Le château de Chambord visible au loin, au-dessus des vignes.

Chambord, plus grand château de la Renaissance, va célébrer l’an prochain en majesté ses 500 ans avec neuf chantiers originaux, restituant l’esprit d’un projet fabuleux et allant de la restauration de ses lanternes à la production de vin.

L’objectif de ces initiatives est d’offrir les « clés de lecture » de Chambord tel que pensé par François Ier et par l’architecte génial qui l’a inspiré, Léonard de Vinci, a expliqué mercredi à la presse Jean d’Haussonville, directeur général du Domaine national de Chambord.

Le 2 mai 1519, le Grand maître de la Renaissance italienne s’éteignait à Amboise, quelques mois avant le début de la construction.

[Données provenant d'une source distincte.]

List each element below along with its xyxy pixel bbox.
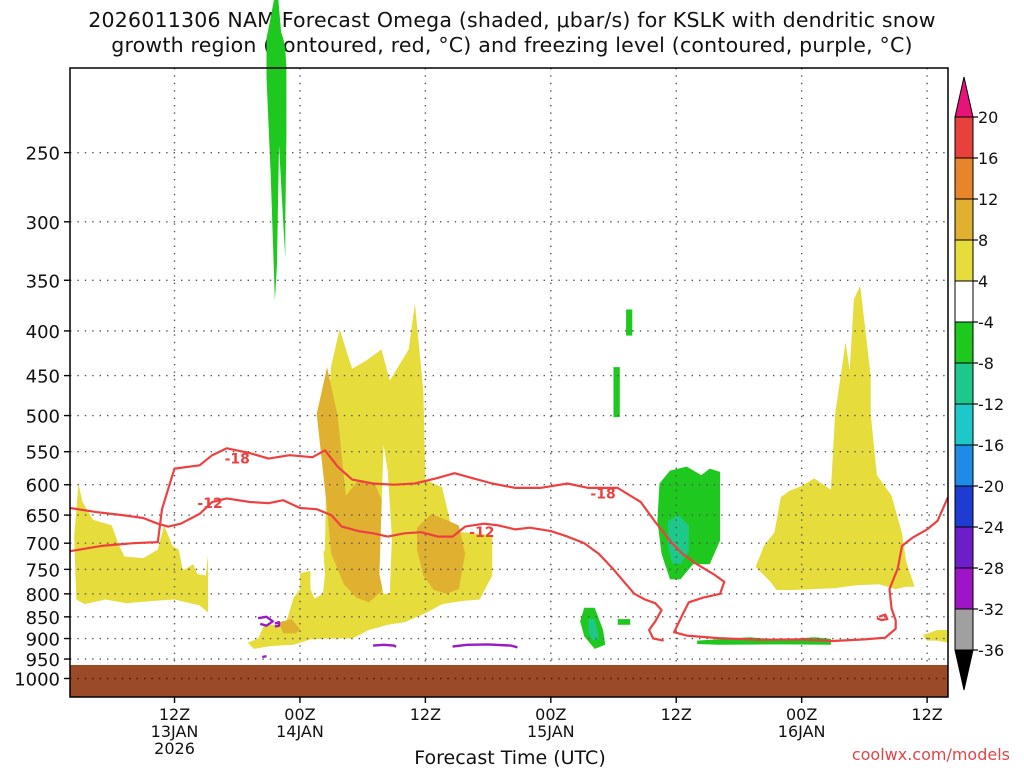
omega-region-negative-1 [626, 309, 633, 336]
y-tick-label: 750 [26, 560, 60, 581]
y-tick-label: 900 [26, 630, 60, 651]
omega-region-positive-8 [379, 444, 392, 594]
y-tick-label: 650 [26, 506, 60, 527]
omega-region-negative-0 [266, 0, 287, 302]
x-tick-label: 00Z [786, 705, 817, 724]
y-tick-label: 400 [26, 322, 60, 343]
dendritic-contour-2 [876, 613, 889, 622]
contour-label: -12 [197, 496, 222, 512]
colorbar-swatch [954, 280, 974, 323]
plot-frame [69, 67, 949, 698]
omega-region-negative-4 [667, 515, 689, 565]
colorbar-top-arrow [954, 76, 974, 118]
colorbar-bottom-arrow [954, 649, 974, 691]
colorbar-label: 12 [978, 190, 998, 209]
y-tick-label: 450 [26, 367, 60, 388]
colorbar-swatch [954, 567, 974, 610]
y-tick-label: 850 [26, 608, 60, 629]
colorbar-swatch [954, 321, 974, 364]
y-tick-label: 300 [26, 213, 60, 234]
colorbar-label: 4 [978, 272, 988, 291]
colorbar-swatch [954, 403, 974, 446]
terrain-block [70, 664, 948, 697]
chart-title-line2: growth region (contoured, red, °C) and f… [111, 33, 913, 57]
colorbar-label: 8 [978, 231, 988, 250]
omega-region-positive-2 [755, 285, 915, 590]
colorbar-label: -36 [978, 641, 1004, 660]
x-tick-label: 16JAN [778, 722, 826, 741]
freezing-contour-1 [274, 621, 281, 628]
x-tick-label: 12Z [410, 705, 441, 724]
colorbar-label: -16 [978, 436, 1004, 455]
colorbar-swatch [954, 157, 974, 200]
freezing-contour-4 [262, 655, 267, 659]
y-tick-label: 500 [26, 407, 60, 428]
freezing-contour-0 [257, 615, 274, 627]
contour-label: -18 [225, 452, 250, 468]
x-tick-label: 00Z [284, 705, 315, 724]
colorbar-label: -28 [978, 559, 1004, 578]
colorbar-swatch [954, 485, 974, 528]
dendritic-contour-1 [69, 497, 664, 642]
x-tick-label: 2026 [154, 739, 195, 758]
omega-region-positive-0 [74, 483, 208, 613]
colorbar: 20 16 12 8 4 -4 -8 -12 -16 -20 -24 -28 -32 -36 [954, 76, 1004, 691]
contour-label-extra: -18 [590, 486, 615, 502]
omega-region-positive-3 [922, 630, 948, 643]
x-tick-label: 00Z [535, 705, 566, 724]
colorbar-label: 20 [978, 108, 998, 127]
x-axis-label: Forecast Time (UTC) [414, 747, 605, 768]
freezing-contour-3 [452, 643, 518, 649]
colorbar-swatch [954, 116, 974, 159]
colorbar-swatch [954, 198, 974, 241]
y-tick-label: 600 [26, 476, 60, 497]
omega-region-positive-6 [279, 619, 300, 634]
colorbar-swatch [954, 526, 974, 569]
colorbar-label: -24 [978, 518, 1004, 537]
colorbar-label: -4 [978, 313, 994, 332]
colorbar-swatch [954, 362, 974, 405]
colorbar-label: 16 [978, 149, 998, 168]
colorbar-swatch [954, 444, 974, 487]
colorbar-label: -8 [978, 354, 994, 373]
omega-region-positive-7 [310, 444, 325, 599]
freezing-contour-2 [373, 643, 397, 648]
dendritic-contour-0 [69, 447, 950, 643]
x-tick-label: 15JAN [527, 722, 575, 741]
y-tick-label: 250 [26, 144, 60, 165]
omega-region-positive-4 [316, 367, 386, 603]
colorbar-label: -20 [978, 477, 1004, 496]
contour-label-extra: -12 [469, 525, 494, 541]
omega-shading-layer [74, 0, 948, 649]
y-tick-label: 700 [26, 534, 60, 555]
omega-region-negative-7 [617, 619, 631, 625]
chart-title-line1: 2026011306 NAM Forecast Omega (shaded, μ… [88, 8, 936, 32]
gridlines [70, 68, 948, 697]
x-tick-label: 12Z [911, 705, 942, 724]
omega-region-negative-2 [613, 367, 620, 418]
colorbar-label: -32 [978, 600, 1004, 619]
y-tick-label: 1000 [14, 669, 60, 690]
x-tick-label: 12Z [159, 705, 190, 724]
y-axis: 2503003504004505005506006507007508008509… [14, 144, 70, 690]
y-tick-label: 550 [26, 443, 60, 464]
omega-region-negative-3 [657, 466, 721, 580]
omega-region-negative-6 [588, 619, 599, 641]
x-tick-label: 12Z [661, 705, 692, 724]
x-tick-label: 13JAN [151, 722, 199, 741]
y-tick-label: 800 [26, 585, 60, 606]
colorbar-swatch [954, 239, 974, 282]
credit-text: coolwx.com/models [851, 745, 1010, 764]
x-tick-label: 14JAN [276, 722, 324, 741]
colorbar-swatch [954, 608, 974, 651]
colorbar-label: -12 [978, 395, 1004, 414]
y-tick-label: 950 [26, 650, 60, 671]
contour-layer: -18 -12 -18 -12 [69, 447, 950, 659]
y-tick-label: 350 [26, 271, 60, 292]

Une ordonnance royale marquait le 6 septembre le lancement du chantier.

« Utopie », « cité idéale », « paradis terrestre », c’est dans cet esprit que le domaine royal avait été pensé, et c’est cette « valeur immatérielle » que tient à restituer Jean d’Haussonville, à la tête depuis neuf ans d’un site qui attire déjà un million de touristes par an.

Philippe Villeneuve, architecte des monuments historiques, en charge de Notre-Dame de Paris, œuvrera à restituer des ornements de plomb ayant disparu après la Révolution, et fera redorer le sommet des lanternons (petite lanterne placée au sommet d’un dôme ou d’un escalier, ndlr).

Une mise en scène intérieure de la Cour itinérante de François Ier et de son ambiance seront possibles grâce aux décors textiles conçus par le décorateur Jacques Garcia.

Une grande exposition « l’utopie à l’œuvre » sur 2.000 m2, montrera l’implication de Léonard de Vinci dans les plans d’origine. Seront exposées 150 œuvres de 34 collections, dont trois feuillets du Codex Atlanticus prêtés par la Biblioteca Ambrosiana de Milan. Dix-huit projets d’architecture « Chambord 2019 » chercheront à « relancer l’utopie architecturale » du lieu, selon Jean d’Haussonville.

Un nouvel éclairage « romantique » illuminera en douceur les façades. Les 32 km de murs de clôture (longueur sans équivalent dans le monde) commenceront à être restaurés par un chantier d’insertion. Et un potager de permaculture, s’appuyant sur l’expertise de Charles-Hervé Gruyer, de la ferme modèle du Bec Hellouin, donnera une touche écologique.

Un chai construit par l’architecte Jean-Michel Willmotte et une plantation (qui a débuté en 2015) de 14 hectares de vignes biologiques, rappelleront que le souverain avait fait venir de Bourgogne en 1518 un cépage qu’il avait fait implanter non loin à Romorantin. Manière aussi de promouvoir un vin portant le nom prestigieux de Chambord.

La directrice général de l’UNESCO Audrey Azoulay évoquera la ville irakienne de Mossoul dans un grand colloque sur les monuments du patrimoine.

En clôture des célébrations, enfin, un « voyage de la pierre sur la Loire » entre Tours et Saint-Dyé commémorera le voyage en bateau des blocs venant des carrières de tuffeau vers le chantier du château.